UnrealBuildTool race condition in ImmediateActionQueue

We found some intermittent failures in UBT where it would appear to just stop suddenly after completing an action and end with exit code 6.

We tracked it down to what seems to be a race condition in ImmediateActionQueue.TryStartOneAction(). Between the first part of the method where the action is attempted to be started, and the end where it checks for a stall, the number of active actions may decrease if an action completes. This can falsely indicate a stall, if we are waiting on actions to unblock the next action, but they complete during execution of this method and the number of active actions ends up at 0 by the time we do the stall check.

We have a repro case here with some extra debugging to make the sequence of events clearer. The actual behavioral changes are to add a sleep to TryStartOneAction(), and to force using the ParallelExecutor as it creates a single ImmediateActionQueue runner of Automated type. https://github.com/EpicGames/UnrealEngine/pull/13918

The race condition itself can occur even with other executors, but in cases like UGA where there’s a manual runner as well, the stall check will always pass on the manual runner, so it doesnt really matter. For us, in our FASTBuild executor we end up with some actions we pass off to a ParallelExecutor, which is why we saw this to begin with.

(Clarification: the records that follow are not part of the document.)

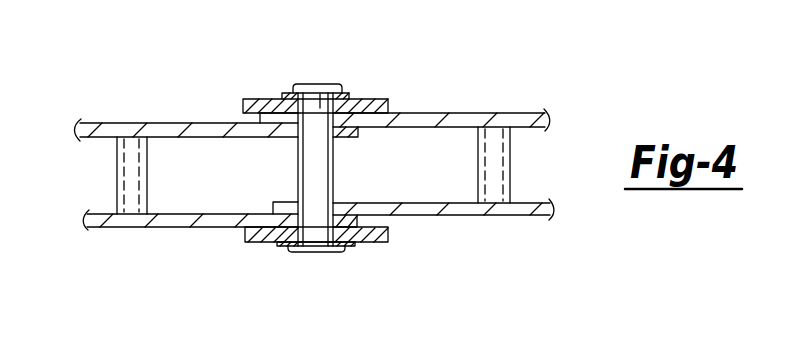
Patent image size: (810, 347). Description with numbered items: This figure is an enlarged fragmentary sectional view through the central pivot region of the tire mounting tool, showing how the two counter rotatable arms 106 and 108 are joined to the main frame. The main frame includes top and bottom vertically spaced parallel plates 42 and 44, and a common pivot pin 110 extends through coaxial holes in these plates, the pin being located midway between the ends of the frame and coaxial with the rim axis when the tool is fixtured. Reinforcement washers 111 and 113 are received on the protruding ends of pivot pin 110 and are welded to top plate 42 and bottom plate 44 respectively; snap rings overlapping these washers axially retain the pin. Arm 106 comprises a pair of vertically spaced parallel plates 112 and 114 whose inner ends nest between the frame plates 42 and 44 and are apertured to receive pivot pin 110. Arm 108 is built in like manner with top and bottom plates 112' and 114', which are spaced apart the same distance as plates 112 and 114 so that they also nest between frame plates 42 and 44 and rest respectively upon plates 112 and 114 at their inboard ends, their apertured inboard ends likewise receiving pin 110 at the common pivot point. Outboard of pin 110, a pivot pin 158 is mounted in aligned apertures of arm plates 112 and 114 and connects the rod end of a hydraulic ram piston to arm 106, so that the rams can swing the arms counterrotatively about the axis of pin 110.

The top plate 42 is at (252, 98).
The bottom plate 44 is at (255, 247).
The counter rotatable arm 106 is at (205, 78).
The counter rotatable arm 108 is at (521, 106).
The common pivot pin 110 is at (320, 84).
The reinforcement washer 111 is at (349, 95).
The arm plate 112 is at (187, 101).
The arm plate 112' is at (441, 95).
The reinforcement washer 113 is at (346, 244).
The arm plate 114 is at (190, 240).
The arm plate 114' is at (443, 239).
The pivot pin 158 is at (137, 174).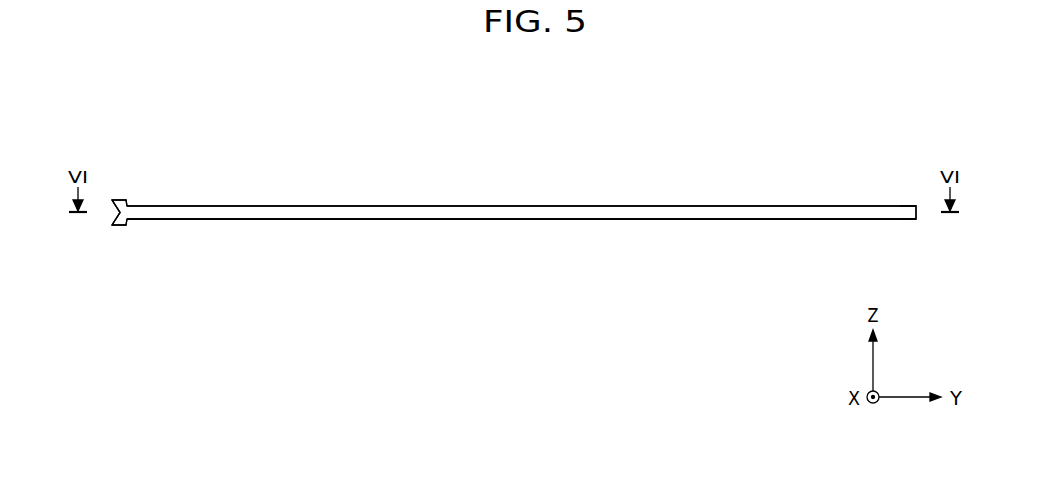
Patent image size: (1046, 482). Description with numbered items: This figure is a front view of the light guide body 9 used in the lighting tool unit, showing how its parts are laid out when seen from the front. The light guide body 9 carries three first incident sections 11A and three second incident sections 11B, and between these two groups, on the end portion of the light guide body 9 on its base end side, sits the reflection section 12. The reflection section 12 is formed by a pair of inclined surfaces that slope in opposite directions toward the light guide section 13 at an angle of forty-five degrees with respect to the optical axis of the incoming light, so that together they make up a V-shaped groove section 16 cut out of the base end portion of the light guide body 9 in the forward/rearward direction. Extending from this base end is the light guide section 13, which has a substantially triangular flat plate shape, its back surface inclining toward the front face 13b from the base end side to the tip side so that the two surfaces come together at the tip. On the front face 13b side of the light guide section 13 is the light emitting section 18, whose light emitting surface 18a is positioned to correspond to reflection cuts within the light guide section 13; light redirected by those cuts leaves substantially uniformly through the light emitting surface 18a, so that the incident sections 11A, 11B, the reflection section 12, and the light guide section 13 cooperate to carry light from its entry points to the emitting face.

The light guide body 9 is at (214, 176).
The first incident sections 11A is at (118, 203).
The second incident sections 11B is at (118, 223).
The reflection section 12 is at (123, 279).
The light guide section 13 is at (505, 207).
The front face 13b is at (808, 215).
The V-shaped groove section 16 is at (113, 212).
The light emitting section 18 is at (521, 263).
The light emitting surface 18a is at (515, 219).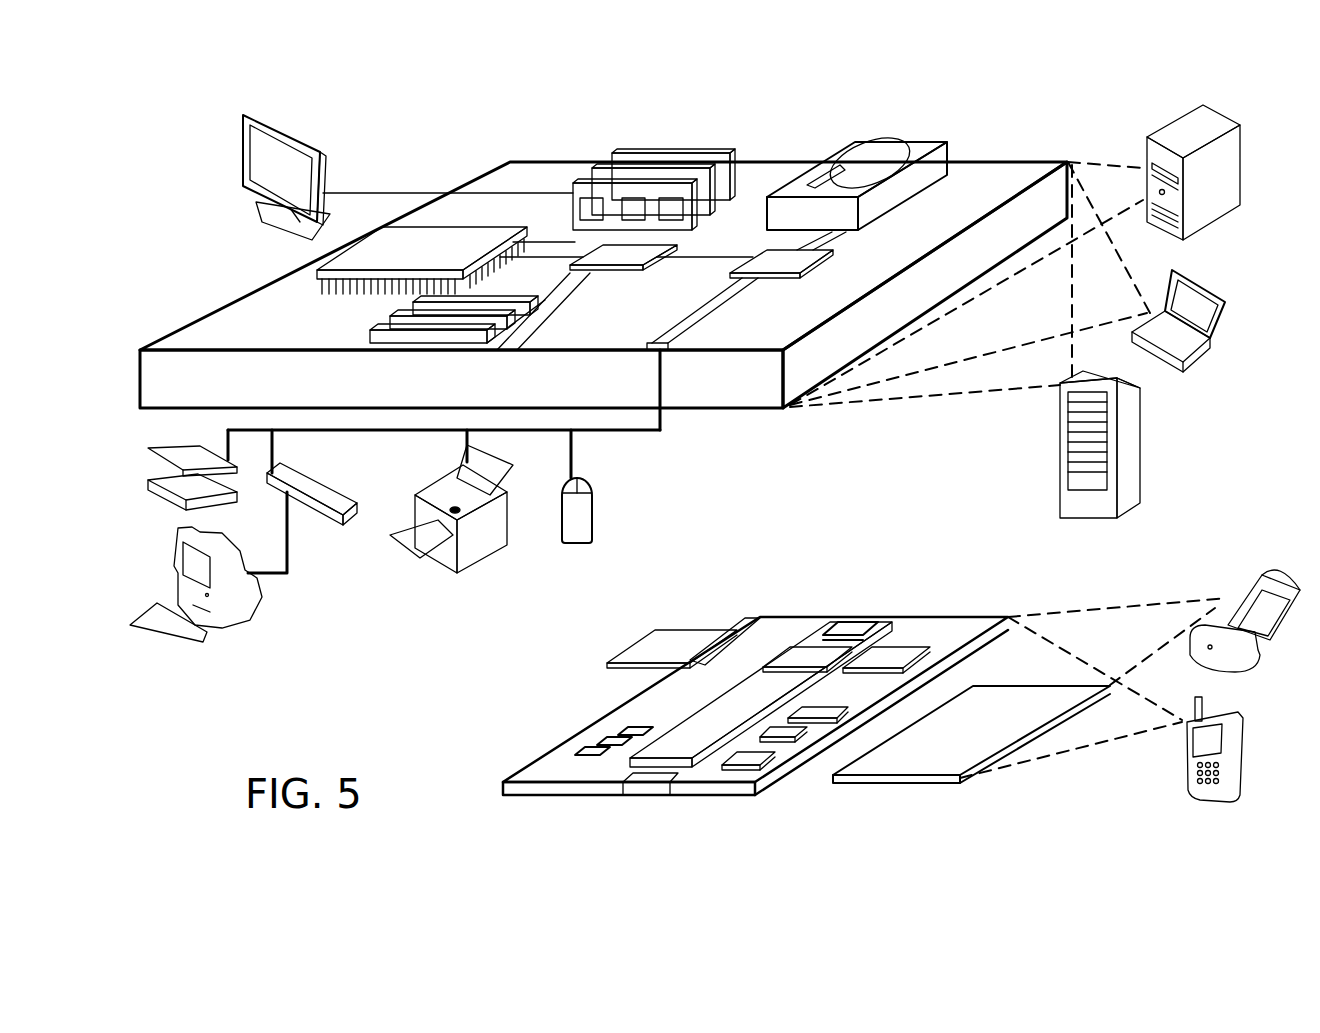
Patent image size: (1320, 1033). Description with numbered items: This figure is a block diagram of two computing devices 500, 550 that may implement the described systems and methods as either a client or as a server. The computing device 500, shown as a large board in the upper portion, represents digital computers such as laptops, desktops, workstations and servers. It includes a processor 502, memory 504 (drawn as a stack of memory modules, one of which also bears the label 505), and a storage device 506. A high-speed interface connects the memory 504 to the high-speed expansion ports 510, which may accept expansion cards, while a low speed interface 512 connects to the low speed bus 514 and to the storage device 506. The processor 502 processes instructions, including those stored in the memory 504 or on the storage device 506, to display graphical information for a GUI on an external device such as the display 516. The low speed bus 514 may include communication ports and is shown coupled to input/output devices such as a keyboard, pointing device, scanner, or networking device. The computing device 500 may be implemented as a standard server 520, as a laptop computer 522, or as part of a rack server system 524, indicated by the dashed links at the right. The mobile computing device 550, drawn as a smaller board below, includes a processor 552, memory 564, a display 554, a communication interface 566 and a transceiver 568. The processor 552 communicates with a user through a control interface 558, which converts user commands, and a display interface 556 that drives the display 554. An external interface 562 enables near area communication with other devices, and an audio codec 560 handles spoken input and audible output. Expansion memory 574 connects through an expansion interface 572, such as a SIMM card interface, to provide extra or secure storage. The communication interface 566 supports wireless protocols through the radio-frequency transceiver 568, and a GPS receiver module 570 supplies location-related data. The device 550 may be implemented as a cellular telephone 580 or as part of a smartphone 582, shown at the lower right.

The computing device 500 is at (478, 132).
The processor 502 is at (313, 282).
The memory 504 is at (640, 153).
The memory module 505 is at (600, 183).
The storage device 506 is at (863, 143).
The high-speed expansion ports 510 is at (380, 320).
The low speed interface 512 is at (770, 262).
The low speed bus 514 is at (668, 352).
The display 516 is at (262, 113).
The standard server 520 is at (1157, 130).
The laptop computer 522 is at (1186, 363).
The rack server system 524 is at (1060, 482).
The computing device 550 is at (576, 677).
The processor 552 is at (693, 748).
The display 554 is at (940, 760).
The display interface 556 is at (745, 758).
The control interface 558 is at (785, 736).
The audio codec 560 is at (823, 714).
The external interface 562 is at (650, 790).
The memory 564 is at (600, 738).
The communication interface 566 is at (800, 652).
The transceiver 568 is at (893, 655).
The GPS receiver module 570 is at (862, 622).
The expansion interface 572 is at (733, 630).
The expansion memory 574 is at (643, 635).
The cellular telephone 580 is at (1245, 572).
The smartphone 582 is at (1187, 752).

Ideally for us, we could get a fix in for the bug itself (even if it doesn’t manifest in any default Engine usage), so we can mitigate it on our end without incurring more divergence, until we’re ready to fully swap over to UBA. I have a proposed fix here, which is to just pull the stall check up into action lock scope https://github.com/EpicGames/UnrealEngine/pull/13917

Steps to Reproduce

https://github.com/EpicGames/UnrealEngine/pull/13918

I’ll take a look this week, at a quick cursory glance it seems fine to me. We can’t modify the UE5.7 branch anymore though, and I don’t think I’ll be able to get this into the UE5.7 release either since we’re past the commit cutoff so it’ll most likely be committed to ue5-main for the next release.

I’ll most likely take your change as is, if not I’ll let you know either here or in the comments on the PR.

Hey Joe. Thanks for taking a look!

No worries about not making it into 5.7. I realized when I said “without more divergence” I should have said non-temporary divergence. If we believe something approximately like this is coming later we’re happy to apply it internally now.